# Exclusive upper bound in random number range

Why do languages' random number generators tend to return a value exclusive of the upper bound of the range?

For example, an implicit range -

JavaScript's `random()` method "Return a random number between 0 (inclusive) and 1 (exclusive)"

An explicitly specified range -

.NET's `System.Random.Next(minValue, maxValue)`: `maxValue`: The exclusive upper bound of the random number returned. maxValue must be greater than or equal to minValue

## 1 Answer

Both Java and .net tend to favour this form of range (which is generally known as a half open range) in all circumstances, eg they also use it for selecting ranges in substring operations, and in operations on sections of arrays. The main reason for favouring it is that it means that the calculation end - start gives a result of the number of items included in the range (e.g, for a range of 1 up to 7, 7-1 = 6 values, I.e. 1, 2, 3, 4, 5, 6) when working with integers.
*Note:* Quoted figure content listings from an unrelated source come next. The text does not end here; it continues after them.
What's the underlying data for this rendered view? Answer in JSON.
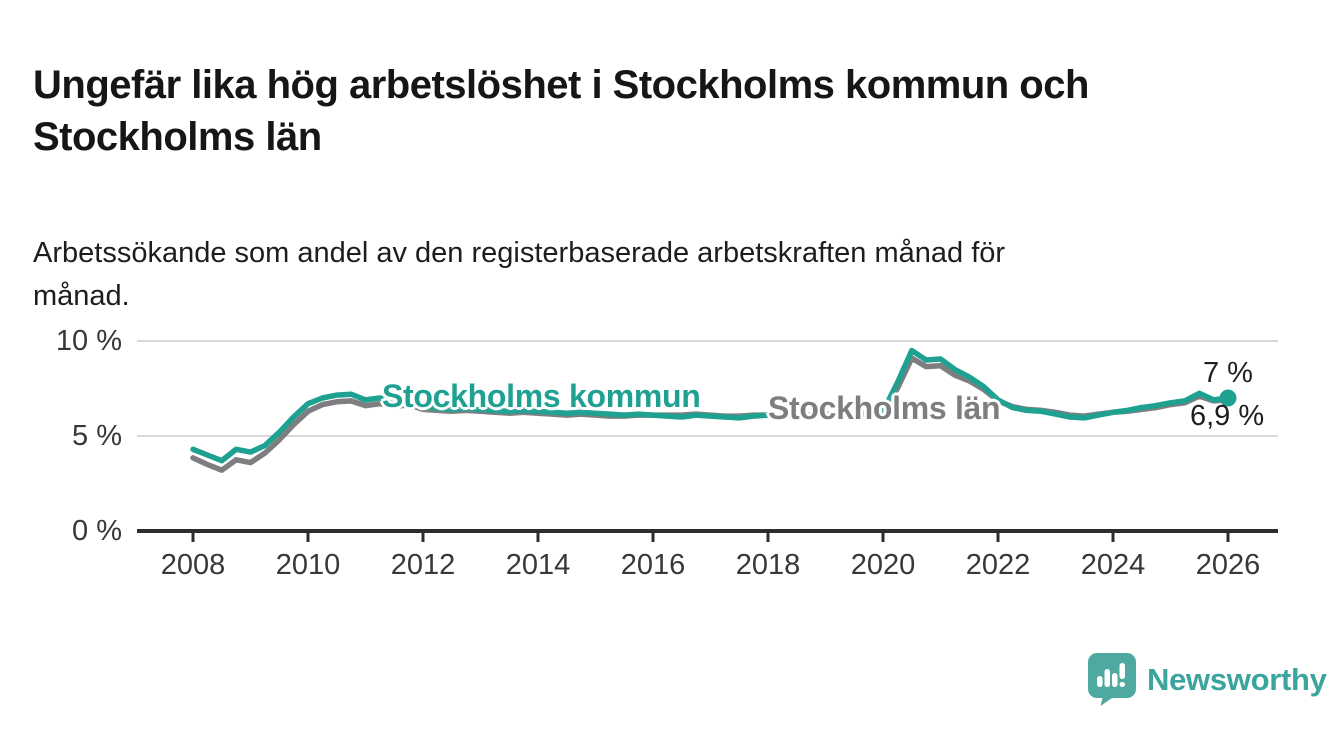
{
  "page": {
    "background": "#ffffff"
  },
  "header": {
    "title_lines": [
      "Ungefär lika hög arbetslöshet i Stockholms kommun och",
      "Stockholms län"
    ],
    "subtitle_lines": [
      "Arbetssökande som andel av den registerbaserade arbetskraften månad för",
      "månad."
    ]
  },
  "chart_data": {
    "type": "line",
    "title": "Ungefär lika hög arbetslöshet i Stockholms kommun och Stockholms län",
    "subtitle": "Arbetssökande som andel av den registerbaserade arbetskraften månad för månad.",
    "unit": "%",
    "grid": "horizontal",
    "x_start": 2008.0,
    "x_step": 0.25,
    "x_end": 2026.0,
    "ylim": [
      0,
      10.5
    ],
    "legend_position": "inline-labels",
    "series": [
      {
        "name": "Stockholms kommun",
        "color": "#1fa192",
        "end_label": "7 %",
        "end_value": 7.0,
        "values": [
          4.3,
          4.0,
          3.7,
          4.3,
          4.15,
          4.5,
          5.2,
          6.0,
          6.7,
          7.0,
          7.15,
          7.2,
          6.9,
          7.0,
          6.85,
          6.9,
          6.55,
          6.45,
          6.4,
          6.45,
          6.4,
          6.35,
          6.3,
          6.35,
          6.3,
          6.25,
          6.2,
          6.25,
          6.2,
          6.15,
          6.1,
          6.15,
          6.1,
          6.05,
          6.0,
          6.1,
          6.05,
          6.0,
          5.95,
          6.05,
          6.1,
          6.05,
          6.1,
          6.1,
          6.15,
          6.1,
          6.15,
          6.2,
          6.3,
          7.8,
          9.5,
          9.0,
          9.05,
          8.5,
          8.1,
          7.6,
          6.9,
          6.5,
          6.35,
          6.3,
          6.15,
          6.0,
          5.95,
          6.1,
          6.25,
          6.35,
          6.5,
          6.6,
          6.75,
          6.85,
          7.25,
          6.9,
          7.0
        ]
      },
      {
        "name": "Stockholms län",
        "color": "#7e7e80",
        "end_label": "6,9 %",
        "end_value": 6.9,
        "values": [
          3.85,
          3.5,
          3.2,
          3.75,
          3.6,
          4.1,
          4.8,
          5.6,
          6.3,
          6.65,
          6.8,
          6.85,
          6.6,
          6.7,
          6.55,
          6.65,
          6.4,
          6.35,
          6.3,
          6.35,
          6.3,
          6.25,
          6.2,
          6.25,
          6.2,
          6.15,
          6.1,
          6.15,
          6.1,
          6.05,
          6.05,
          6.1,
          6.1,
          6.1,
          6.1,
          6.15,
          6.1,
          6.05,
          6.05,
          6.1,
          6.1,
          6.05,
          6.1,
          6.1,
          6.15,
          6.1,
          6.15,
          6.2,
          6.3,
          7.5,
          9.1,
          8.65,
          8.7,
          8.2,
          7.9,
          7.45,
          6.85,
          6.55,
          6.4,
          6.35,
          6.25,
          6.1,
          6.05,
          6.15,
          6.25,
          6.3,
          6.4,
          6.5,
          6.65,
          6.75,
          7.1,
          6.85,
          6.9
        ]
      }
    ],
    "x_axis": {
      "ticks": [
        2008,
        2010,
        2012,
        2014,
        2016,
        2018,
        2020,
        2022,
        2024,
        2026
      ],
      "labels": [
        "2008",
        "2010",
        "2012",
        "2014",
        "2016",
        "2018",
        "2020",
        "2022",
        "2024",
        "2026"
      ]
    },
    "y_axis": {
      "ticks": [
        {
          "label": "10 %",
          "value": 10
        },
        {
          "label": "5 %",
          "value": 5
        },
        {
          "label": "0 %",
          "value": 0
        }
      ]
    },
    "colors": {
      "gridline": "#d8d8d8",
      "axis": "#2d2d2d"
    }
  },
  "branding": {
    "logo_text": "Newsworthy",
    "logo_text_color": "#3ba49c",
    "icon_color": "#4ea9a1",
    "icon": "newsworthy-speech-bubble-bar-chart-icon"
  }
}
There is also another reason for floating point random number generators. Such a generator usually works by assigning random bits to the mantissa and leaving the exponent set to zero. This results in a value between 0 and 1-2^(-b) inclusive, where b is the number of bits in the mantissa, I.e it forms a half open range between 0 and 1. This is far simpler than having to include 1 in the range because it would require a special case in the generation code.

A further benefit is that when a floating point number of this kind is multiplied by an integer and rounded by truncation, the result has an even distribution. If it could generate 1, then in the very unlikely case that that actually happened, it would round to the maximum value, but not for any other outcome. This would be very hard to work with.